The need to drink water is basic to life and health. The average adult is 70% water! But how much water is enough?
These cookie-cutter ideas ignore important factors such as a personal health and lifestyle - and whether your body truly needs the water.
When you drink water too fast, your body has to scramble to purge the excess. This puts extra strain on your heart and kidneys. Your blood volume expands, forcing your heart and blood vessels into overdrive to maintain balance.
And while drinking water helps your kidneys, too much can damage their delicate filtration system. Going way overboard may cause hyponatremia, forcing sodium levels to plummet as cells take in too much water.
The most serious outcome is swelling of the brain, with symptoms such as headache, confusion, decreased appetite, nausea or vomiting, muscle aches or weakness, restlessness, convulsions, or altered state of consciousness.
Competitive athletes are most at risk, but too much water can threaten anyone.

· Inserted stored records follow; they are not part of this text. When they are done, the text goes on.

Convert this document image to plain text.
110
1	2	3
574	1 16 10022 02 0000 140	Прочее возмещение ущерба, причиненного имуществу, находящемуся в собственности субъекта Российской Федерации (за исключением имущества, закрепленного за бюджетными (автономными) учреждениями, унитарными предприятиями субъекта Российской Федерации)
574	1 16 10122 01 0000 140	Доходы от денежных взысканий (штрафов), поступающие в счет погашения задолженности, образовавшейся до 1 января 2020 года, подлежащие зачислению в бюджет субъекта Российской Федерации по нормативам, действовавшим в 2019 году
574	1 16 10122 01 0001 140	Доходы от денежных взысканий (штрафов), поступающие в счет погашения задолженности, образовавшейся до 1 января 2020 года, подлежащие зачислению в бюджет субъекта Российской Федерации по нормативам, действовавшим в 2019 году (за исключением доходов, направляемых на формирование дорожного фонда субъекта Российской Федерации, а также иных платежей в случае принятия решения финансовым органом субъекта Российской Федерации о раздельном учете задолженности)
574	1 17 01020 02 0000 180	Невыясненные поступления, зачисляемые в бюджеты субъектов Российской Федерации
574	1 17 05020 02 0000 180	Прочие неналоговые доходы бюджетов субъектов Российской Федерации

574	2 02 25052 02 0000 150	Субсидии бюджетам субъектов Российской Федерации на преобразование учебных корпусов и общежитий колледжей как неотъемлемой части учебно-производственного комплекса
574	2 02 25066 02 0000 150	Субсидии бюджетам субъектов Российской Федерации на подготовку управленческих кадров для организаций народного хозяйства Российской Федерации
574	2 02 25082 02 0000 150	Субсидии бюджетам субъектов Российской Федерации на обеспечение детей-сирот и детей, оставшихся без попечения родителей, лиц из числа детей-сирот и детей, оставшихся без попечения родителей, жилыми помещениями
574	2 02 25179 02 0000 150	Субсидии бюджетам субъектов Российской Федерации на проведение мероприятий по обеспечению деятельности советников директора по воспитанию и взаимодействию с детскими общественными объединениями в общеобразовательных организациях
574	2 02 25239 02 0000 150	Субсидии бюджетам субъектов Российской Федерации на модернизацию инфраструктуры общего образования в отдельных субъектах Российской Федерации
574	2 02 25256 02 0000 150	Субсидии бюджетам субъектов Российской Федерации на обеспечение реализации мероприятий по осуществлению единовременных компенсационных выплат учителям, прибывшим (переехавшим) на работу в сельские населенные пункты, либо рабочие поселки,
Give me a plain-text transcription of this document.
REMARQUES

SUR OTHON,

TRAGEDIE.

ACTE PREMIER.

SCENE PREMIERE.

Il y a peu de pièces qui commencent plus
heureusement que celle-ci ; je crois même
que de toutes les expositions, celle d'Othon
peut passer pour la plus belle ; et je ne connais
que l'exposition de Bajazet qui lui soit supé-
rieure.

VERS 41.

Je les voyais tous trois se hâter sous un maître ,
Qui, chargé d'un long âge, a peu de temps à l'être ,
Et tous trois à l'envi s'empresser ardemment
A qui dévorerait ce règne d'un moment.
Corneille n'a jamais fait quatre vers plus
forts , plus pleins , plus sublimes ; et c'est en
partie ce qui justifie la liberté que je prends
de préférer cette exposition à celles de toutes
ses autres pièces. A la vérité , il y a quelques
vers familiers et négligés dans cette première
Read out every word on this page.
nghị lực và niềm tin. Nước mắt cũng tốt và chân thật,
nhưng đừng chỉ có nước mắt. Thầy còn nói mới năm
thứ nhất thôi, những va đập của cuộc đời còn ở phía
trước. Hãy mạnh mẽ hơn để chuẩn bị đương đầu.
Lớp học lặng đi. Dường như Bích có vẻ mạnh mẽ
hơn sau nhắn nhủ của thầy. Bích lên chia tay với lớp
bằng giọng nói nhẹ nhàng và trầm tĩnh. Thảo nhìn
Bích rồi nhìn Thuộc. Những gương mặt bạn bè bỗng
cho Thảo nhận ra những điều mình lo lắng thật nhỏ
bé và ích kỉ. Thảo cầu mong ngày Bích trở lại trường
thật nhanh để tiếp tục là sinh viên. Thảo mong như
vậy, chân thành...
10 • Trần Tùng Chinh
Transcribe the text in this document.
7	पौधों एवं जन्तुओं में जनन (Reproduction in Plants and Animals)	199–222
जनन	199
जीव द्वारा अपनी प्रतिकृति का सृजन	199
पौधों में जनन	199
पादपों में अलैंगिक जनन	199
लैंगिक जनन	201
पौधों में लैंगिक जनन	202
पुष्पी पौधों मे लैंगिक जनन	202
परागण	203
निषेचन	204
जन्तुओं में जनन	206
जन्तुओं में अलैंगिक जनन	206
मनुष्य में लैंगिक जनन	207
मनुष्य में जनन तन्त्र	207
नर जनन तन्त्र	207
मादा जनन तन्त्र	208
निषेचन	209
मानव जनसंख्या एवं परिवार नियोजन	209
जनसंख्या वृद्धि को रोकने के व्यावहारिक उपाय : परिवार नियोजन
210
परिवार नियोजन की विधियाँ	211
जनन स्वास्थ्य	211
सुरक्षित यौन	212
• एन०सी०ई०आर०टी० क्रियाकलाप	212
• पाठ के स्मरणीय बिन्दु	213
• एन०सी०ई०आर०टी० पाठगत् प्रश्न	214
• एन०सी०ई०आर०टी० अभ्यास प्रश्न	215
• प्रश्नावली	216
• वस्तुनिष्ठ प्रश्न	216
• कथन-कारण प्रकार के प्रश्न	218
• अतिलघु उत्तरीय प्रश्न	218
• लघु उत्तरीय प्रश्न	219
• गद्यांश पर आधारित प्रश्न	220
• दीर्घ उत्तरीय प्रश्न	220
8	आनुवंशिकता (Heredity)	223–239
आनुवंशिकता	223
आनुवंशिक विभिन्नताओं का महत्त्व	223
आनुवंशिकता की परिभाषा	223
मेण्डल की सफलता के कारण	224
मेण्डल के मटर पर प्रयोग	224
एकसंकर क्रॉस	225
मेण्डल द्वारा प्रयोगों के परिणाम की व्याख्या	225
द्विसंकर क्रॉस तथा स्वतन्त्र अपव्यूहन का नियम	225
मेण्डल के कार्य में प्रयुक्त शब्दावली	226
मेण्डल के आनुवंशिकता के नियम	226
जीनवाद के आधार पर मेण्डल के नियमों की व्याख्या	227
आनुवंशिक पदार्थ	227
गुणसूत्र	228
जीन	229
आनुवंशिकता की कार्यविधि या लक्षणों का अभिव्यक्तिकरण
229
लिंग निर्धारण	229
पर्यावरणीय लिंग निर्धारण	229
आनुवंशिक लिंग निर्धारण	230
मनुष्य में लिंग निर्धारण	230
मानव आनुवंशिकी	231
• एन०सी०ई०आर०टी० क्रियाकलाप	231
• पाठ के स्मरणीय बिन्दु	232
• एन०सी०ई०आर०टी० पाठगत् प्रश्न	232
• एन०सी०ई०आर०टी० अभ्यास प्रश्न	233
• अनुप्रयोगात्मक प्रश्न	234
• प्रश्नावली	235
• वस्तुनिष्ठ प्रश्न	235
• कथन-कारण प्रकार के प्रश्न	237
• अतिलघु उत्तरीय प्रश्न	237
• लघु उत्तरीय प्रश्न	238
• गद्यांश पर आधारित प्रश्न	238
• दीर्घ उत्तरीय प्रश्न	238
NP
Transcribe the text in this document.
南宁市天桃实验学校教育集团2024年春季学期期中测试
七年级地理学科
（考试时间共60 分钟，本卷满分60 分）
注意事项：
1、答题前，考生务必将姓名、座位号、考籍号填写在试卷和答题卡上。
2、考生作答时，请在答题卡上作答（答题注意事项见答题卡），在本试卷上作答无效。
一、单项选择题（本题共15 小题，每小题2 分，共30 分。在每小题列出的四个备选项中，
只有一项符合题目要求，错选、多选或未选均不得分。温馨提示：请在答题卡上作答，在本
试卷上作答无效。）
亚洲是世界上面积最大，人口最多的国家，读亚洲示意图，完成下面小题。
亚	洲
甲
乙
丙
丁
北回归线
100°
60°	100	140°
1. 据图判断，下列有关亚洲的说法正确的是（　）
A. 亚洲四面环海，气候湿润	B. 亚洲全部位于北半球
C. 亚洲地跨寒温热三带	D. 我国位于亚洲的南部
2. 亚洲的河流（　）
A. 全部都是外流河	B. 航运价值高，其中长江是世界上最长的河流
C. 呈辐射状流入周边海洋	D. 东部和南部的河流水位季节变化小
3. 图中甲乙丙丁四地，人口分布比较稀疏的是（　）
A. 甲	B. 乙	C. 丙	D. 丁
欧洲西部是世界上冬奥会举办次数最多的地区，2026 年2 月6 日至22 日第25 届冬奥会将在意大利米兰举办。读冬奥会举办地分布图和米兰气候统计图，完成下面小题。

There are two very easy ways to know whether you are getting enough water.
The most obvious is thirst. Drink when you are thirsty, and don't force fluids to meet a goal.
The second way is to check your urine. It should be light yellow and not have a strong odor. Consuming beets, vitamin B2, and certain other foods can darken the urine, but you get the picture.
Eight times a day is considered average urination.
While fruit juices and other natural beverages can be good your health, the best way to hydrate is to drink water with no fluoride.
If you are hooked on fizzy or sweetened drinks, it may take some time to truly enjoy water. Your body has been trained to associate feelings of satisfaction and comfort with substances that cause blood sugar spikes and other toxic response.
But gradually moving toward healthy drinks will change your thinking and taste buds.
Changing your "drinking habit" is a fast way to begin improving your health and waistline. Hang in there while your tastes are changing, and you will be glad you did.